Go for it. They're inexpensive, handy, and easy to set up and use. I currently use it for everything from logging in to my laptop and using sudo (via PAM) to SSH (gpg-agent) to logging in to GitHub and other sites (via U2F).
I'm still very confused as to how the hell they work. Do sites need to explicitly support them? Can I just use it for 1Password?

Also I am a bit of a scatterbrains so prone to losing things. What do I do if I lose my YubiKey, are there recovery options?

Do you use it in addition to an authenticator app or instead of? I am really confused as to the advantages it gives.

> Do sites need to explicitly support them?

The web site will need to support FIDO U2F, yes.

> Can I just use it for 1Password?

I've not used 1Password, so I don't know. The Yubico site should be able to tell you if a given thing is compatible.

> What do I do if I lose my YubiKey, are there recovery options?

Nope. Get two of them.

> Do you use it in addition to an authenticator app or instead of?

Sort of both. So if a site supports the use of an authenticator app but not FIDO U2F, I use the Yubico authenticator app. When opened, it stays locked until my Yubikey is tapped against my phone.

This is a common story with breaches, you often don’t find out about it till they’ve finished with you. It’s pretty scary. If you don’t have someone good who’s attention is on this then you’re open to being blindsided.
Ransomware - one of the last steps in a breach.
https://krebsonsecurity.com/tag/vcpi/

“In mid-November 2019, Wisconsin-based Virtual Care Provider Inc. (VCPI) was hit by the Ryuk ransomware strain.”

In 2020, this is not acceptable in terms of “computer” security, where opening an email attachment or clicking on a malicous link can totally compromise your business. The planets chief software architect has a lot to answer for.

Having everyone use iOS is an option.
Most of these tools exploit Windows.
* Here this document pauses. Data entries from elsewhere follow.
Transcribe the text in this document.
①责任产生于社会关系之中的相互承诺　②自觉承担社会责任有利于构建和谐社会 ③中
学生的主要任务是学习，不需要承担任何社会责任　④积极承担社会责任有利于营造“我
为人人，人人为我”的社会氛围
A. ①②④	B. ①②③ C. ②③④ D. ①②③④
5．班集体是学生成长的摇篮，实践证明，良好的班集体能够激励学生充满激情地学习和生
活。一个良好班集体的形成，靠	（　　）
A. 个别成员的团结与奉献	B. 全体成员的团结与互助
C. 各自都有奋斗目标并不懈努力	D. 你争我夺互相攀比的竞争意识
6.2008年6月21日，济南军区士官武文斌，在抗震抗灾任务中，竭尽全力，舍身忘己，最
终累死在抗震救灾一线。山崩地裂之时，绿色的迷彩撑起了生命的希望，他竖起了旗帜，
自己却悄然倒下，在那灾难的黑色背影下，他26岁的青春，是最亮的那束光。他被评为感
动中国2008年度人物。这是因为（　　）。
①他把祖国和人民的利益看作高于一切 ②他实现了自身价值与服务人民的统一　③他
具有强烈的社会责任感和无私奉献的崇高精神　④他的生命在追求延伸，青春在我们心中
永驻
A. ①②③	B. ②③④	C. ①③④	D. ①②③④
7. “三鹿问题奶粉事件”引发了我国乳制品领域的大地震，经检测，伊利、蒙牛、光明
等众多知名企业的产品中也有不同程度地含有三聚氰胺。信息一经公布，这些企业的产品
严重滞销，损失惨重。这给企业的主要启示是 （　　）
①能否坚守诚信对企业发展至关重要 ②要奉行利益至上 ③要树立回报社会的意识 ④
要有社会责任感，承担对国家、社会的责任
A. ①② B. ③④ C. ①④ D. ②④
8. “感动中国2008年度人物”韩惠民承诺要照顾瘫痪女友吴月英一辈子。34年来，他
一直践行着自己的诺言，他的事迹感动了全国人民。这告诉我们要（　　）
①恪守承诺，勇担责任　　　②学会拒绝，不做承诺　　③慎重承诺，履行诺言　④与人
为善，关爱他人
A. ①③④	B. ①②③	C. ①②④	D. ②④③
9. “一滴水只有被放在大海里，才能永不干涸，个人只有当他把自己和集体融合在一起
I never hear of any wholesale ransomeware attacks on companies with pure MacOS and/or Linux desktops (yes I know there are occasional individual apps that are malware but not ransomware).
How many of those companies are there?
> Moral of the story: Companies that experience a ransomware attack — or for that matter any type of equally invasive malware infestation — should assume that all credentials stored anywhere on the local network (including those saved inside Web browsers and password managers) are compromised and need to be changed.